Good luck on this project. I hope it adds weight to the stem cell research movement.

Martin Kace:

Regarding the number of embryos destroyed in the US annually:

The US government does not track the number of embryos destroyed in the United States annually, so the number we have adhered to is derived through extrapolation.

The UK government does keep such records. As reported in the British Parliamentary Record, for the years 1991 to 2003, just over 814,000 embryos were destroyed in the United Kingdom, making for a flat average of some 68,000 per year. (It would be safe to assume that the number has grown from year to year, but 68,000 is good enough for our purposes)

The UK has almost exactly one-fifth the population of the United States. A simple multiplication of that number brings us to 340,000. Factoring in year-to-year growth, we arrive at 400,000 quite safely.

About 50,000 American women seek fertility treatment per year. If the average number of fertilized eggs, creating embryos, is 10 per woman, (actual numbers are higher), that yields 500,000 embryos. If each woman succeeds at becoming pregnant, that leaves 450,000 embryos.

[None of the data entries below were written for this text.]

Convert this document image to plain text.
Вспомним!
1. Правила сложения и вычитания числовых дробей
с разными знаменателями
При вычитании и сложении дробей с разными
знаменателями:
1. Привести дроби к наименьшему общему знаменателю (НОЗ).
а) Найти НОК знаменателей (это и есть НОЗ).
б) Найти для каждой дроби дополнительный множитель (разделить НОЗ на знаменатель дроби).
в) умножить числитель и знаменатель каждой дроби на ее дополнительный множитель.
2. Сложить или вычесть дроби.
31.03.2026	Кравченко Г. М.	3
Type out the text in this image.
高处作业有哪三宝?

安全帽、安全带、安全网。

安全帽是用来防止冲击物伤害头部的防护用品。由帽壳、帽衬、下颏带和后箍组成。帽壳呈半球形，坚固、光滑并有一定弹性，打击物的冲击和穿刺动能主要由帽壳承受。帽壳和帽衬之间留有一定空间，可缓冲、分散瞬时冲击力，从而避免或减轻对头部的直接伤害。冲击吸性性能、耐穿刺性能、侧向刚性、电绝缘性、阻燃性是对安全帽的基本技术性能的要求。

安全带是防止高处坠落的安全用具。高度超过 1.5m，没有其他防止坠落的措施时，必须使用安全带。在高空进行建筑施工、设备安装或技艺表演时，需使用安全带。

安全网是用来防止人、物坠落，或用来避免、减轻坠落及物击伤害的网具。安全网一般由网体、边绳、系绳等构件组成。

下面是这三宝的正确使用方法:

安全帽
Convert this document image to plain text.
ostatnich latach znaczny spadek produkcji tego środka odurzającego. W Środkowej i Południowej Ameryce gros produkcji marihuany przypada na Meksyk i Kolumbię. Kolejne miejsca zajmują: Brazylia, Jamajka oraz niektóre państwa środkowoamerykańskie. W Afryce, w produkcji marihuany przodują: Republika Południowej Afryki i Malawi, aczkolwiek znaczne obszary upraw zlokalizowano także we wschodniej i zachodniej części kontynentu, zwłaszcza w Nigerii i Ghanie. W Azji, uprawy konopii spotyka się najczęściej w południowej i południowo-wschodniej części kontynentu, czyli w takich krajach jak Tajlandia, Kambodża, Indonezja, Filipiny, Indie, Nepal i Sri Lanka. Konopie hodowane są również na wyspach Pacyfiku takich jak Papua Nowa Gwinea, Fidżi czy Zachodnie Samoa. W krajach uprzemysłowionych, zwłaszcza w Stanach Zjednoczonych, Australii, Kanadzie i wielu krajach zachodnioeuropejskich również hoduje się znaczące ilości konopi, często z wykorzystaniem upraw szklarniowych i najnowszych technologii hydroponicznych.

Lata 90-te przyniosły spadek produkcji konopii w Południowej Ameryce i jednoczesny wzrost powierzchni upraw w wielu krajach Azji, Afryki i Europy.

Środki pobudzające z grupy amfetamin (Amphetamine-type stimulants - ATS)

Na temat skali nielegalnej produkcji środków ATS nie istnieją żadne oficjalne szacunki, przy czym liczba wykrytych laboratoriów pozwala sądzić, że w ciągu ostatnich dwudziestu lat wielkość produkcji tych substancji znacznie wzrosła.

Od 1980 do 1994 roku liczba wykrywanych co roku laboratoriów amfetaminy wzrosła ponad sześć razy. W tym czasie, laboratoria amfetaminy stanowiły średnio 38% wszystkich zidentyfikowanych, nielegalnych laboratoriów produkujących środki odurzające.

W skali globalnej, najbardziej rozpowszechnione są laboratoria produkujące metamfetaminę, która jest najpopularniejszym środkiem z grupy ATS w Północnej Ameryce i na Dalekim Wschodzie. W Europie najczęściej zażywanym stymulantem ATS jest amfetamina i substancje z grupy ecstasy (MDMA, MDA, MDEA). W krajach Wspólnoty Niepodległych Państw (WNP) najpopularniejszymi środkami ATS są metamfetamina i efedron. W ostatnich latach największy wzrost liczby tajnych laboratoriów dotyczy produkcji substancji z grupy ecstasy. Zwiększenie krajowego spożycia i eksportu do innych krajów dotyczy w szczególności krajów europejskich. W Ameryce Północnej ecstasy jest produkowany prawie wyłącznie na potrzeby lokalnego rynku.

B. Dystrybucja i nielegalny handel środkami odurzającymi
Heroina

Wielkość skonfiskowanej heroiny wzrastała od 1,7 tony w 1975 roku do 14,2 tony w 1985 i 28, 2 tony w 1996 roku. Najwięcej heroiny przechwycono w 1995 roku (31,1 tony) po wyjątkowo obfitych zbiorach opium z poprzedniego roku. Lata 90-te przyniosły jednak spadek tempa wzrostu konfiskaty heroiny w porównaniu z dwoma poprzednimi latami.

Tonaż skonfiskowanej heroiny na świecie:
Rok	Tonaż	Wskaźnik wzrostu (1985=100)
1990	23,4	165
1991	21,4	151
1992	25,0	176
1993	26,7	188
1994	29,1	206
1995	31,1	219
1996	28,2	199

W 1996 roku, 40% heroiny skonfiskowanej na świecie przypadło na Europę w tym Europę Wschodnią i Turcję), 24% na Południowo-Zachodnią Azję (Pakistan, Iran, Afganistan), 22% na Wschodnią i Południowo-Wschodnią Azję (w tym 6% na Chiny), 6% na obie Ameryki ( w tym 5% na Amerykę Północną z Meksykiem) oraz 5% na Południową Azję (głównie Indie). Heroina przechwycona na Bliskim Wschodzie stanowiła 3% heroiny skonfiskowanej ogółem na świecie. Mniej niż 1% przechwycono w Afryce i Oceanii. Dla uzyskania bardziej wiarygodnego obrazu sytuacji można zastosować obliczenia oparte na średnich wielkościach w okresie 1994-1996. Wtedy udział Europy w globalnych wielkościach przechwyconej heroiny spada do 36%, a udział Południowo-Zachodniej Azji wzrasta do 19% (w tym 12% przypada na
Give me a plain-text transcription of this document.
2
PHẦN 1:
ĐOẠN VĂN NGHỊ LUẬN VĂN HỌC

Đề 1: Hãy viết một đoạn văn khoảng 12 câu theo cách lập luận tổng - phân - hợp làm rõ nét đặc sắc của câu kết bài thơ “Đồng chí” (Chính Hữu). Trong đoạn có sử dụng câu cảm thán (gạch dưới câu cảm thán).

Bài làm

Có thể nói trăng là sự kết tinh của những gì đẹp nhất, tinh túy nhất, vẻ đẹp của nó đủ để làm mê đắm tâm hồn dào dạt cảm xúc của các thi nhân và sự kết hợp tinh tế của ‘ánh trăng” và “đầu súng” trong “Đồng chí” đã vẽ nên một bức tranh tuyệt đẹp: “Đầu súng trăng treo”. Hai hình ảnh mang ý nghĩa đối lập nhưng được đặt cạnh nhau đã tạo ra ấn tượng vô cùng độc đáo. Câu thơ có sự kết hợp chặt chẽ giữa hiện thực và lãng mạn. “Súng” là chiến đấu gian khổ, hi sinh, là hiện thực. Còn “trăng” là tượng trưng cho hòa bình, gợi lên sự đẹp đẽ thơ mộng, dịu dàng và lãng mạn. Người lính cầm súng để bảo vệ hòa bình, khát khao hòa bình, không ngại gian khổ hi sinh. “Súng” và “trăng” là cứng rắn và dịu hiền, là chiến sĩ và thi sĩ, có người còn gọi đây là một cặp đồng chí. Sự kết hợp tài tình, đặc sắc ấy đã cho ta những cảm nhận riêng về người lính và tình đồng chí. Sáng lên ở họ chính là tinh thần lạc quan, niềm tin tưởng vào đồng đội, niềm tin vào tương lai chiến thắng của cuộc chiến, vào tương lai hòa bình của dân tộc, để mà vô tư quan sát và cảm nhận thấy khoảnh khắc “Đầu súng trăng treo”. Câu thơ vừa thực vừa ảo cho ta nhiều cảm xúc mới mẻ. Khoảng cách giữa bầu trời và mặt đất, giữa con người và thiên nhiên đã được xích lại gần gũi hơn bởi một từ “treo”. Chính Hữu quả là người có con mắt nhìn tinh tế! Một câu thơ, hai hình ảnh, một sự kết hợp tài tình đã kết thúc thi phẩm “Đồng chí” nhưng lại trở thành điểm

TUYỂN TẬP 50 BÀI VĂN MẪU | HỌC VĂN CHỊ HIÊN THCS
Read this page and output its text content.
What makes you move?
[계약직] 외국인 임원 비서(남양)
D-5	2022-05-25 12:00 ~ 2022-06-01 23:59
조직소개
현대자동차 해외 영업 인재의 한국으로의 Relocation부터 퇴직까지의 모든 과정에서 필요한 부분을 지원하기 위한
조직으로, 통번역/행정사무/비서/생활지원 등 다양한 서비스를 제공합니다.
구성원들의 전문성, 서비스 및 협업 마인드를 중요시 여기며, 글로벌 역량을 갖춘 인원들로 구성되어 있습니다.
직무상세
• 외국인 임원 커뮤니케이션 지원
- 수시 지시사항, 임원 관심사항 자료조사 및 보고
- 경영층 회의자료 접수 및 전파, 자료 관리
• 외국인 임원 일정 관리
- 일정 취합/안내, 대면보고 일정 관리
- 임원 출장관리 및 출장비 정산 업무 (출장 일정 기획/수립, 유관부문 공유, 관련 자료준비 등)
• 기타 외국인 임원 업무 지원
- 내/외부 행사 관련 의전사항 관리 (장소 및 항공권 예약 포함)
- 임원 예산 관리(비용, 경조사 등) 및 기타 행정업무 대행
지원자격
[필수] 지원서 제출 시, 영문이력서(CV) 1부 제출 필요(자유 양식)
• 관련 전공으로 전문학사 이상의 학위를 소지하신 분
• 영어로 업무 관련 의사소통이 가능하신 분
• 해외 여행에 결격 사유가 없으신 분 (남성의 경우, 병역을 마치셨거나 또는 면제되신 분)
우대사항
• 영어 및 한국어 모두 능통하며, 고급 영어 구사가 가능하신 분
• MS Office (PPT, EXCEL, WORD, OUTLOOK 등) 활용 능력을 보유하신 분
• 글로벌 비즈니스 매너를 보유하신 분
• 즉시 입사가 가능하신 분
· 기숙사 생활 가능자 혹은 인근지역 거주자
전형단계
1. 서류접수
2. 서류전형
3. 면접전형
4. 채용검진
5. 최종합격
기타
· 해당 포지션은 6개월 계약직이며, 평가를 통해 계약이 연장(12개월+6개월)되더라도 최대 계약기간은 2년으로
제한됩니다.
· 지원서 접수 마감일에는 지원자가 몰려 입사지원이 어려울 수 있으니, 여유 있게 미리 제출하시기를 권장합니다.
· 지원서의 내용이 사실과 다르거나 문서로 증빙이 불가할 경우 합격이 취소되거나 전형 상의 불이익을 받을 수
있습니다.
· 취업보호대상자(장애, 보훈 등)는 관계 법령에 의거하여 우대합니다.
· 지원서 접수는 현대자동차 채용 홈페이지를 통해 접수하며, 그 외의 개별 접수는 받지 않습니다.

The common claim is that there are currently 400,000 embryos in nitrogen freezer storage in the USA today. Since a similar number are created each year, and those in storage represent 3 years, on average, of embryonic storage, the number of 400,000 destroyed embryos per annum remains the most plausible.

Zoe McElligott:

Thanks Martin for the info!

Terrie Starr:

CHAMPION


I wrote the following piece during the years that I was in Washington D.C. advocating for additional funding for Parkinson’s disease research. I am 51 years old and have lived with Parkinson's disease for 23 years. For the majority of those 23 years I have been promised a cure within "the next 5 years". I believe the real promise lies within stem cell research. My bank of "next 5 years" is rapidly depleting:

I want to say to the world,” Are you watching? Look closely. Don’t shy away. Don’t belittle or ridicule. Look closely because the next victim could be you.
I want to say to the world,” Are you listening? We need your help. We need you to walk for those of us who no longer can. We need you to speak on behalf of those of us who no longer can be heard. We need you to be our champion in the battle for public awareness of a disease that is crippling an important segment of our working population; the thousands of young to middle-aged Americans disabled by Parkinson’s disease.
We need for you to become our champion because the next victim could be you. If it isn’t enough that you be a champion of your peers, also know that the next victim could be your child.
Help us to dispel a myth! Parkinson’s disease doesn’t just afflict older citizens. It happened to me at 28. It caught many of my friends off guard at 4, 18, 26, 32, 40 etc. Help us, with your compassion and understanding, to have the confidence to come forward, shirking our security of invisibility, to bravely show ourselves to others. Walk by our sides as we show society that underneath the masked, expressionless faces, the unintelligible speech, the slow shuffling, shaking gait lurk bright, intelligent, creative, sensitive, loving mothers, fathers, sisters, brothers and children; people no different from you in our desire to work, create, love, procreate and live our lives with dignity. Help us to come off the sidelines of life with the opportunity to participate in life alongside you; richly, fully and purposeful.
We are so often misunderstood! We need your help; not tomorrow, next week or next year. We need your help now! We know all too well how precious life is. We want the same opportunity as you to fully experience; to actively participate in the precious event we call LIFE.
I want to say to the world, “Are you listening? Can you hear me? Do you care?”